I do feel American pop culture stresses youth to no end. Television shows and movies are almost all exclusively cast with 20 or 30 somethings (or younger) in the lead roles. Commercials bombard us with, "Be Young, Drink Pepsi", or their more recent, "Stay Forever Young" campaign. Products to dye gray out of your hair (and then put a little gray BACK - can you believe it?), anti-aging creams, weight loss pills, wrinkle-removers, the list goes on and on.

So can we blame pop culture? Human nature? Instincts of self preservation?

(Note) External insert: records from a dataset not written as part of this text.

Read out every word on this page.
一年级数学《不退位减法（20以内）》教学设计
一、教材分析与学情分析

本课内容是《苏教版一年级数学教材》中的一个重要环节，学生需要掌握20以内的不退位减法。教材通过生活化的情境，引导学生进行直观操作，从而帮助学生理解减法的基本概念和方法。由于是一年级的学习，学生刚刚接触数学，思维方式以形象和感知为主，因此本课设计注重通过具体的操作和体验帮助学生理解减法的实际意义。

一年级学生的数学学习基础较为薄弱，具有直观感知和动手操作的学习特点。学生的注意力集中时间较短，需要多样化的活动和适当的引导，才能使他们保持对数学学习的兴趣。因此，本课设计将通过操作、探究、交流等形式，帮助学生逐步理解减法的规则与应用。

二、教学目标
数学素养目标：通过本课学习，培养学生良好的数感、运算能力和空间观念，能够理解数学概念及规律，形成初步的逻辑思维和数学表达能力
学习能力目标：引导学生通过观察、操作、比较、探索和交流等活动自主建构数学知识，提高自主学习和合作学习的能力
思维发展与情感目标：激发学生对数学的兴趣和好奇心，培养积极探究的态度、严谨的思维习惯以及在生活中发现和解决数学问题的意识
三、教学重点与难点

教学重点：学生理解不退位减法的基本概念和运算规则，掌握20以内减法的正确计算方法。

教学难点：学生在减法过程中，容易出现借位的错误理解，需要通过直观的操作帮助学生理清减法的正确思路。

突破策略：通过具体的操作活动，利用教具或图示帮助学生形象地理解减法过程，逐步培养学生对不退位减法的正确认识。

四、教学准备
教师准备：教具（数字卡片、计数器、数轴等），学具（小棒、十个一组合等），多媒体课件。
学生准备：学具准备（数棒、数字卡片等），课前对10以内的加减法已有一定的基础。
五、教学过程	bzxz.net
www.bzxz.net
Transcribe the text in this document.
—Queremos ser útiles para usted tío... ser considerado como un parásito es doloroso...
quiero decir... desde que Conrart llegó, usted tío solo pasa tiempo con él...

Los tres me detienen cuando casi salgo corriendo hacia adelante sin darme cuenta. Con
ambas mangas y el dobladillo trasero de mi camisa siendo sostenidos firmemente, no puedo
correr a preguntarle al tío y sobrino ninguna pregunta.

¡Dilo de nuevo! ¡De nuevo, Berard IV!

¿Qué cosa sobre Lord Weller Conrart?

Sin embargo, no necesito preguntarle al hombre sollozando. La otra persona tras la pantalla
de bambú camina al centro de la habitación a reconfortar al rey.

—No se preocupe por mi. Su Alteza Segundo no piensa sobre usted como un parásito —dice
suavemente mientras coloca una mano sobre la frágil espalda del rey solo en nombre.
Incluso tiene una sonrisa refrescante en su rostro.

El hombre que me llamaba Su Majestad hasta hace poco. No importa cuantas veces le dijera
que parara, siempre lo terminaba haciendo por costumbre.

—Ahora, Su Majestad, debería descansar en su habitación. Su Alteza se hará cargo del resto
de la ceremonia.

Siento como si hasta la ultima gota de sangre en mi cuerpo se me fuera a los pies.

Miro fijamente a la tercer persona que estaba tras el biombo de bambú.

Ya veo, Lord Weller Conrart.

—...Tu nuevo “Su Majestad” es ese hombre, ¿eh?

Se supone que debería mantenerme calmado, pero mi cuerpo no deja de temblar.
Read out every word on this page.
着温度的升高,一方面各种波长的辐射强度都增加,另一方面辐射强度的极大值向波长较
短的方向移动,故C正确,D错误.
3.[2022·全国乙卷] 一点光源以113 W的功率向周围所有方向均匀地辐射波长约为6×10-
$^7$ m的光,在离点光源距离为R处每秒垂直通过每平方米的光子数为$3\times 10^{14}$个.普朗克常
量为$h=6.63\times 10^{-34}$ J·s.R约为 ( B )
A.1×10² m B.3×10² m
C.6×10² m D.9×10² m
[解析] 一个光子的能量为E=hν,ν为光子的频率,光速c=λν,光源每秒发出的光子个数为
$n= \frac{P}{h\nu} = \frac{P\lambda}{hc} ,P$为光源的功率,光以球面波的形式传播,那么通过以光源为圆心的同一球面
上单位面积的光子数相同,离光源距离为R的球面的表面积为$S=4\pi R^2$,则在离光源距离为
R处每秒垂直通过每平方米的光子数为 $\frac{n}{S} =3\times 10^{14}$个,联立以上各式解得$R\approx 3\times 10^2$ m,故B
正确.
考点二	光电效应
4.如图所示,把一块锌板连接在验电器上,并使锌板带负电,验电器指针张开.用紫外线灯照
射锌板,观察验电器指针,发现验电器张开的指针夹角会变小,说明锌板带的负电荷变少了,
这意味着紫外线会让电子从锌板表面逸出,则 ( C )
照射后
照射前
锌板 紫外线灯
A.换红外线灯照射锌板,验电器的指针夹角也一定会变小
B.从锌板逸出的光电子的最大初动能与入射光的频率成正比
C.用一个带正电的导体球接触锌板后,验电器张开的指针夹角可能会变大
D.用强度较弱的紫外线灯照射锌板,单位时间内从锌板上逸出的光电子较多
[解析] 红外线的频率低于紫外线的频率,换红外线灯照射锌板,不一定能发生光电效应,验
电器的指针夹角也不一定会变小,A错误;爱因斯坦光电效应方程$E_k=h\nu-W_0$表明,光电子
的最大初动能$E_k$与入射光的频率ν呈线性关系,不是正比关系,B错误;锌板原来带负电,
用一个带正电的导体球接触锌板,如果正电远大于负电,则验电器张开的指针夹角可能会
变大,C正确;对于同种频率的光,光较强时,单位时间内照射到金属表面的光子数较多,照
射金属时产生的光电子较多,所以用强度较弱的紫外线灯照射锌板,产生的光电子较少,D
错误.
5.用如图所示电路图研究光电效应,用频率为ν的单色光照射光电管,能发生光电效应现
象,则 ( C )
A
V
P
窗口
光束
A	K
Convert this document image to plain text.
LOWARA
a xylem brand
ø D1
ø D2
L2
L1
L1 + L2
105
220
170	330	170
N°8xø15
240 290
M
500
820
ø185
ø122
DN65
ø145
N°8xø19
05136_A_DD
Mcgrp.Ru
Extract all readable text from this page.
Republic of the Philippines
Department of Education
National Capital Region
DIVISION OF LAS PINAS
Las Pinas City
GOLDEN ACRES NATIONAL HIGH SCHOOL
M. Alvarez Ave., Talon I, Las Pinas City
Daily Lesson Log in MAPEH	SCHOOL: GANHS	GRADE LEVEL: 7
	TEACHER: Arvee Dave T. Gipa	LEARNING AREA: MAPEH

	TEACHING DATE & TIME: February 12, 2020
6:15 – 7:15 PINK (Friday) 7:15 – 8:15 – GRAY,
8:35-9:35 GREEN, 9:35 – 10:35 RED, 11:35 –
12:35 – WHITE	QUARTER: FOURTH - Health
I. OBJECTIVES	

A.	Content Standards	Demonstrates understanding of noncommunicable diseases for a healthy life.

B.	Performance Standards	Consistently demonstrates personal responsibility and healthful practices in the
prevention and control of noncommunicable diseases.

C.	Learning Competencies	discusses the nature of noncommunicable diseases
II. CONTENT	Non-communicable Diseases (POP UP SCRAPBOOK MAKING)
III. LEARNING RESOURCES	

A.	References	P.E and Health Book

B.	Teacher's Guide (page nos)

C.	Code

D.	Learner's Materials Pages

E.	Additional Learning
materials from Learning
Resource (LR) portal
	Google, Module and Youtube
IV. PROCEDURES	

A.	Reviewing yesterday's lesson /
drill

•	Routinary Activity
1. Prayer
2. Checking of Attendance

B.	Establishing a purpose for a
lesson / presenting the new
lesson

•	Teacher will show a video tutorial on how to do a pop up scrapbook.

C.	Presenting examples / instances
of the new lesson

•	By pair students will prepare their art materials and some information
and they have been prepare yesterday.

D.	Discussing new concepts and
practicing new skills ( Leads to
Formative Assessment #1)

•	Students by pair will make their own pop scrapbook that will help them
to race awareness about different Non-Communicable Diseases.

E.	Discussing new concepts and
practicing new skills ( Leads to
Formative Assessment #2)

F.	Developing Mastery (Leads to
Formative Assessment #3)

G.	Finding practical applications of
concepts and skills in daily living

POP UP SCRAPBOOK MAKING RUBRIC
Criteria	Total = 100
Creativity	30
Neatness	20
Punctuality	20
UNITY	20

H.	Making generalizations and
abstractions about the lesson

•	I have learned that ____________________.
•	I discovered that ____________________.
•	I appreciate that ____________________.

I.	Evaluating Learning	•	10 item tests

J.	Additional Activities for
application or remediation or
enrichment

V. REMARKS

I don't know. What I do know is that we age. We grow, change and pass away and I don't feel this is some evil to be ignored and thus shocked by. Whether you think it is or isn't happening, its happening. Naturally. Its the way things are. You can roll with the way things are or go against it. It doesn't care. But I feel going with it will make the experience more harmonious. I won't say, "happier", cause life ain't all happiness. Never is nor will be nor is supposed to be. Its a balance of up and down. A cycle of highs and lows. Thus my use of the word harmony.

All my opinion of course. (hence being my blog) May take some practice to keep mindful of it, but its possible. Its an attitudinal thing. We can choose to complain and keep the negative feelings in the forefront, continuously listing what we're losing instead of all we've got. Its up to you.